Ответ на мой неразрешимый вопрос напрашивался сам собой. Они бессильны и не могут здесь никому помочь, ни себе, ни нам, они слабы и беспомощны и не в состоянии ничего изменить. Это было, пожалуй, первой трещиной между мною и миром взрослых, если не сказать миром вообще.
Я подозревал, что над этим вопросом размышляли многие из моих сверстников, только обратиться с сомнениями к ним было много сложнее, нежели к взрослым. Наверное оттого, что для детей эта тема имела множество различных смыслов и трактовок и не укладывалась в сугубо практическую плоскость. Хотя нам заранее было ясно, что кроме нас полно на этот вопрос не ответит никто. Мы задавали его взрослым ещё и потому, что глядя на них, мы желали жить иначе и верили, что это возможно.
А между собой мы говорили совсем о другом, в основном о девчонках, в то время как они говорили о нас. Не знаю почему, только я совсем не отличался подобной откровенностью и выпытать у меня кто из класса мне нравился, было нельзя. Чем старше я становился, тем запретнее становилась для меня эта тема. Хотя мне было что рассказать.
Мою первую юношескую любовь предваряло головокружительное состояние непроходящей влюблённости.
Пожалуй, что я не разделял тогда мир на внутренний и внешний, поскольку не подозревал о столь удобном и рациональном делении. Для меня существовал тихий молчаливый мир и мир настырный, агрессивный, не умолкающий ни на минуту.

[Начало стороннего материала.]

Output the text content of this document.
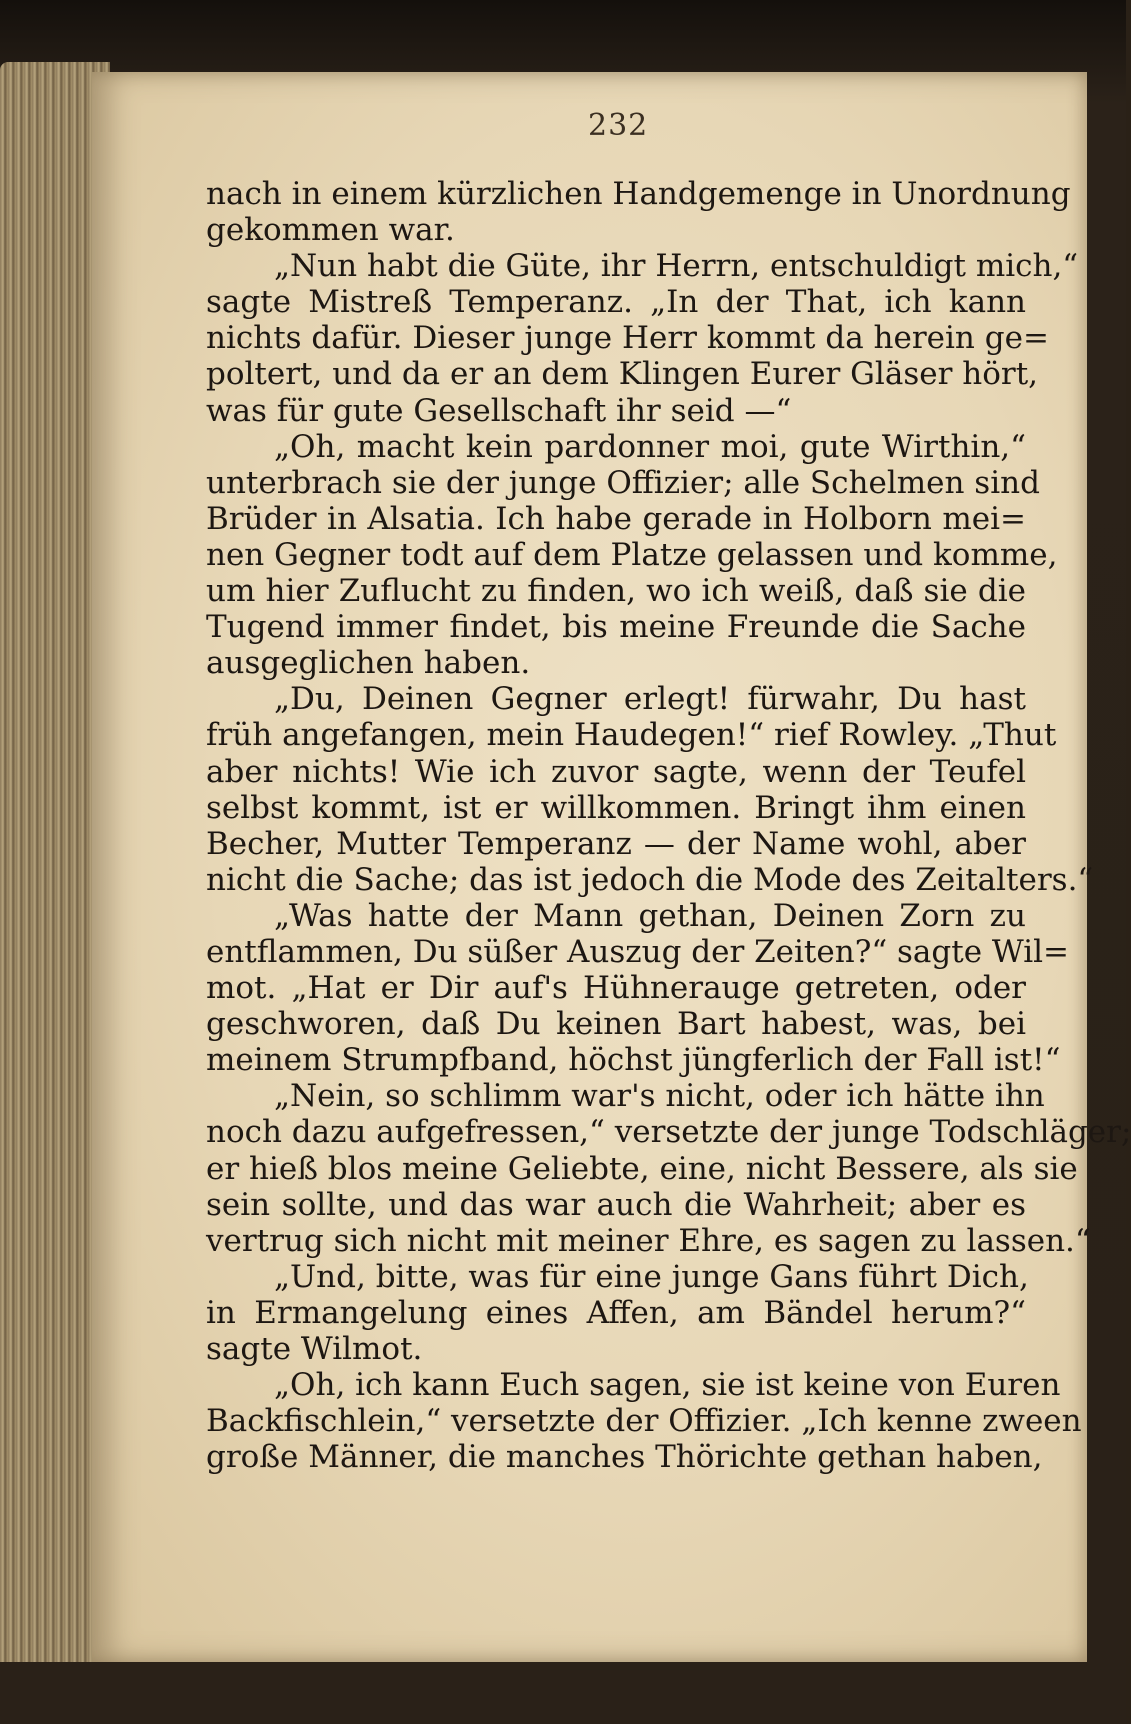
232
nach in einem kürzlichen Handgemenge in Unordnung
gekommen war.
„Nun habt die Güte, ihr Herrn, entschuldigt mich,“
sagte Mistreß Temperanz. „In der That, ich kann
nichts dafür. Dieser junge Herr kommt da herein ge=
poltert, und da er an dem Klingen Eurer Gläser hört,
was für gute Gesellschaft ihr seid —“
„Oh, macht kein pardonner moi, gute Wirthin,“
unterbrach sie der junge Offizier; alle Schelmen sind
Brüder in Alsatia. Ich habe gerade in Holborn mei=
nen Gegner todt auf dem Platze gelassen und komme,
um hier Zuflucht zu finden, wo ich weiß, daß sie die
Tugend immer findet, bis meine Freunde die Sache
ausgeglichen haben.
„Du, Deinen Gegner erlegt! fürwahr, Du hast
früh angefangen, mein Haudegen!“ rief Rowley. „Thut
aber nichts! Wie ich zuvor sagte, wenn der Teufel
selbst kommt, ist er willkommen. Bringt ihm einen
Becher, Mutter Temperanz — der Name wohl, aber
nicht die Sache; das ist jedoch die Mode des Zeitalters.“
„Was hatte der Mann gethan, Deinen Zorn zu
entflammen, Du süßer Auszug der Zeiten?“ sagte Wil=
mot. „Hat er Dir auf's Hühnerauge getreten, oder
geschworen, daß Du keinen Bart habest, was, bei
meinem Strumpfband, höchst jüngferlich der Fall ist!“
„Nein, so schlimm war's nicht, oder ich hätte ihn
noch dazu aufgefressen,“ versetzte der junge Todschläger;
er hieß blos meine Geliebte, eine, nicht Bessere, als sie
sein sollte, und das war auch die Wahrheit; aber es
vertrug sich nicht mit meiner Ehre, es sagen zu lassen.“
„Und, bitte, was für eine junge Gans führt Dich,
in Ermangelung eines Affen, am Bändel herum?“
sagte Wilmot.
„Oh, ich kann Euch sagen, sie ist keine von Euren
Backfischlein,“ versetzte der Offizier. „Ich kenne zween
große Männer, die manches Thörichte gethan haben,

Первый ошибочно я полагал своим, второй противостоял мне, всечасно выказывая свою враждебность и недобрую напористость. Я не знал откуда исходит свет, озаряющий мой молчаливый мир. Только света здесь было никак не меньше, чем в первозданном саду, далёкой прародине человечества. Свет лучился, собирался в тугие пучки, одаривая блеском великолепия и преображая всё, что попадалось на его пути. От ярких пятен света текли цветные тени, не глухие и холодные, как принято о них думать, а лёгкие и подвижные, лишь усиливающие и поддерживающие свет. У обитающих там молчаливых безмятежных душ, разумеется, никаких теней не было. Впрочем, у них и не должно быть тени.